Cloud evangelists vindicated, according to Phoenix

Britain’s businesses have flexible and agile IT infrastrucutre on their collective mind, and this is spurring them into hopping over to the cloud.

Longer term thinking in the enterprise is mostly about cost cutting, which cloud advocates will boast it can deliver. Flexibility and infrastructure agility are firmly short term goals and an attractive proposition, too, for making the jump.

According to research from cloud provider Phoenix, the research said that flexibility is far ahead of the pack in terms of reasons companies would like to make the switch, with 71 percent marking it as their top business driver. That was followed by the speed of development and implemntation, at 42 percent of those surveyed, and business continuity at 33 percent.

38 percent agreed that a successful cloud deployment should and must deliver savings in capital expenditure. Another 19 percent recognised that there is a growing need to save on energy costs, and a further 19 percent said cloud is useful for saving money on real estate rationalisation.

In terms of specific services, the core four at the moment are email, back-up and disaster recovery, storage, and collaboration applications.

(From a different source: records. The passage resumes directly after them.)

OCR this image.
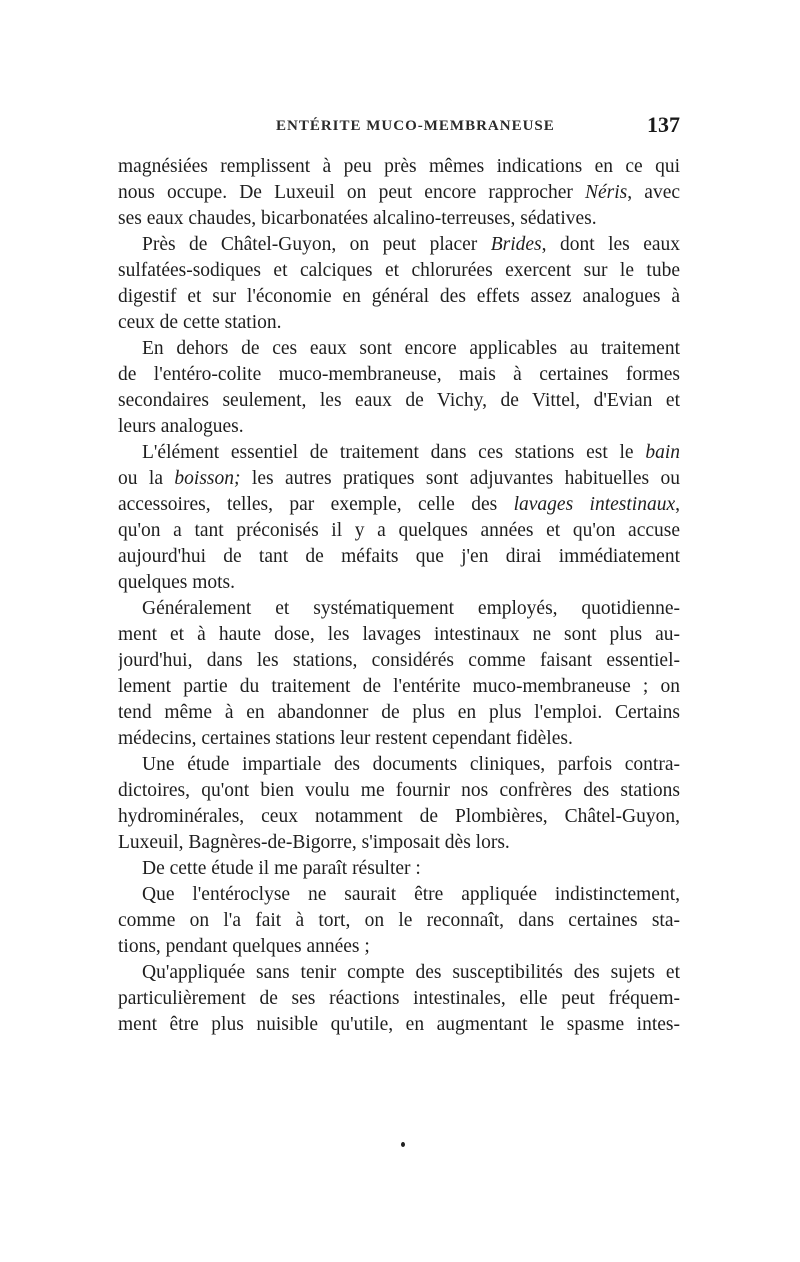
ENTÉRITE MUCO-MEMBRANEUSE	137
magnésiées remplissent à peu près mêmes indications en ce qui
nous occupe. De Luxeuil on peut encore rapprocher Néris, avec
ses eaux chaudes, bicarbonatées alcalino-terreuses, sédatives.
Près de Châtel-Guyon, on peut placer Brides, dont les eaux
sulfatées-sodiques et calciques et chlorurées exercent sur le tube
digestif et sur l'économie en général des effets assez analogues à
ceux de cette station.
En dehors de ces eaux sont encore applicables au traitement
de l'entéro-colite muco-membraneuse, mais à certaines formes
secondaires seulement, les eaux de Vichy, de Vittel, d'Evian et
leurs analogues.
L'élément essentiel de traitement dans ces stations est le bain
ou la boisson; les autres pratiques sont adjuvantes habituelles ou
accessoires, telles, par exemple, celle des lavages intestinaux,
qu'on a tant préconisés il y a quelques années et qu'on accuse
aujourd'hui de tant de méfaits que j'en dirai immédiatement
quelques mots.
Généralement et systématiquement employés, quotidienne-
ment et à haute dose, les lavages intestinaux ne sont plus au-
jourd'hui, dans les stations, considérés comme faisant essentiel-
lement partie du traitement de l'entérite muco-membraneuse ; on
tend même à en abandonner de plus en plus l'emploi. Certains
médecins, certaines stations leur restent cependant fidèles.
Une étude impartiale des documents cliniques, parfois contra-
dictoires, qu'ont bien voulu me fournir nos confrères des stations
hydrominérales, ceux notamment de Plombières, Châtel-Guyon,
Luxeuil, Bagnères-de-Bigorre, s'imposait dès lors.
De cette étude il me paraît résulter :
Que l'entéroclyse ne saurait être appliquée indistinctement,
comme on l'a fait à tort, on le reconnaît, dans certaines sta-
tions, pendant quelques années ;
Qu'appliquée sans tenir compte des susceptibilités des sujets et
particulièrement de ses réactions intestinales, elle peut fréquem-
ment être plus nuisible qu'utile, en augmentant le spasme intes-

This, Phoenix says, provides an indication of how end users find the cloud to be most effectively employed.

Hosting and cloud services director at Phoenix, Martin O’Donnell, said that over the last few years, the market has been focusing on cost savings afforded by cloud migration – but despite this, while financial benefits can be achieved, the agility afforded by the cloud is what’s really allowing businesses to deliver new services.

“The survey results are further proof that the benefits of cloud so long evangelised by vendors and channel alike,” O’Donnell said, “are being realiesd by organisations seeking to expand or change their IT capability to more efficiently and cost-effectively support their business goals”.